100m race wide open: Tyson Gay
No favourite in London Olympics 100m, says world's second fastest man, Tyson Gay
The men’s 100m at the London Olympics is wide open and promises to be “spectacular”, according to the world’s second fastest man, Tyson Gay. Gay was speaking after outgunning US teammate Justin Gatlin, champion in the Athens Games in 2004, in the Diamond League meet in Paris on Friday, leaving it late to claim victory in 9.99 seconds on a wet track at Stade de France. The blue ribbon event of track and field promises to be a sizzler in the British capital, with a host of sprinters hitting form just as reigning Olympic double sprint champion Usain Bolt showed he was fallible.

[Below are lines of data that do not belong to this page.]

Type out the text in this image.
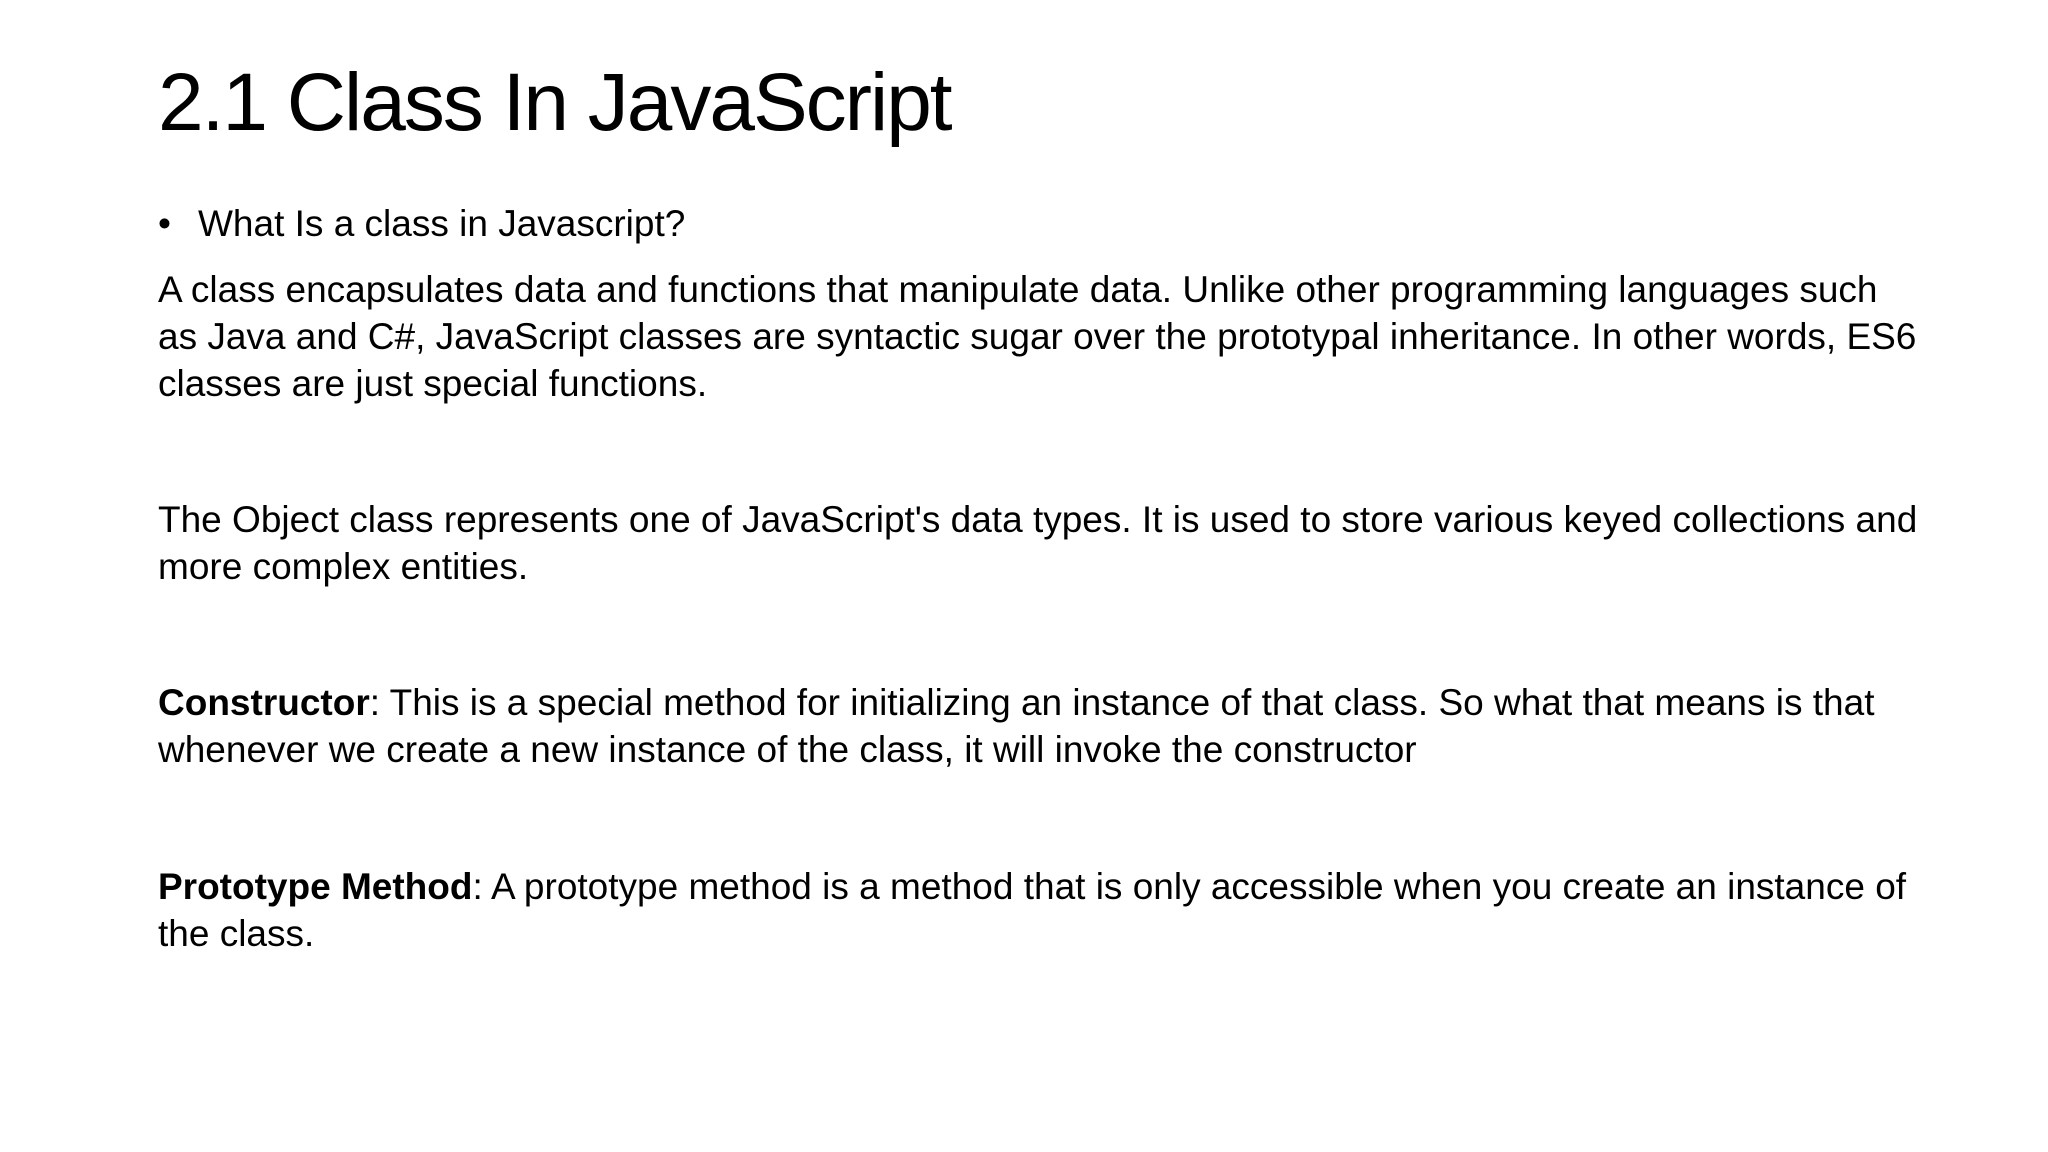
2.1 Class In JavaScript
• What Is a class in Javascript?

A class encapsulates data and functions that manipulate data. Unlike other programming languages such as Java and C#, JavaScript classes are syntactic sugar over the prototypal inheritance. In other words, ES6 classes are just special functions.

The Object class represents one of JavaScript's data types. It is used to store various keyed collections and more complex entities.

Constructor: This is a special method for initializing an instance of that class. So what that means is that whenever we create a new instance of the class, it will invoke the constructor

Prototype Method: A prototype method is a method that is only accessible when you create an instance of the class.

Bolt was beaten twice in the Jamaican trials by training partner and current world 100m champion Yohan Blake, and has now withdrawn from the July 20 meet in Monaco after picking up what his coach Glen Mills labelled a “slight” injury. That intrigue can only add to what is building up to be one of the most competitive events in recent history. “There are a lot of people now in the 100m, it is open for the Games,” said Gay, who claimed golds in the 100 and 200m at the 2007 worlds in Osaka. “Bolt, Blake, Gatlin, my training partner Bledman. It will be spectacular!”
Although Gay, whose 9.69sec is second only to Bolt’s world record of 9.58, recorded a good reaction time in Friday’s race, he wilted badly in the opening 15 metres to give Gatlin and France’s Christophe Lemaitre a headstart. However, Gay proceeded to reel the duo in and flung himself at the finish line to nip Gatlin by four-hundredths of a second. “I tried to be patient,” Gay acknowledged. “I’m strong mentally and ready for challenges. Trials was a faster race but here a better one for me technically.”
Gay said his confidence was growing after a slow return from a hip injury that required surgery. “I feel pretty good, considering I came back and made the team. I was under a lot of stress, mentally and physically, early in the season, but I feel a lot better now,” he said.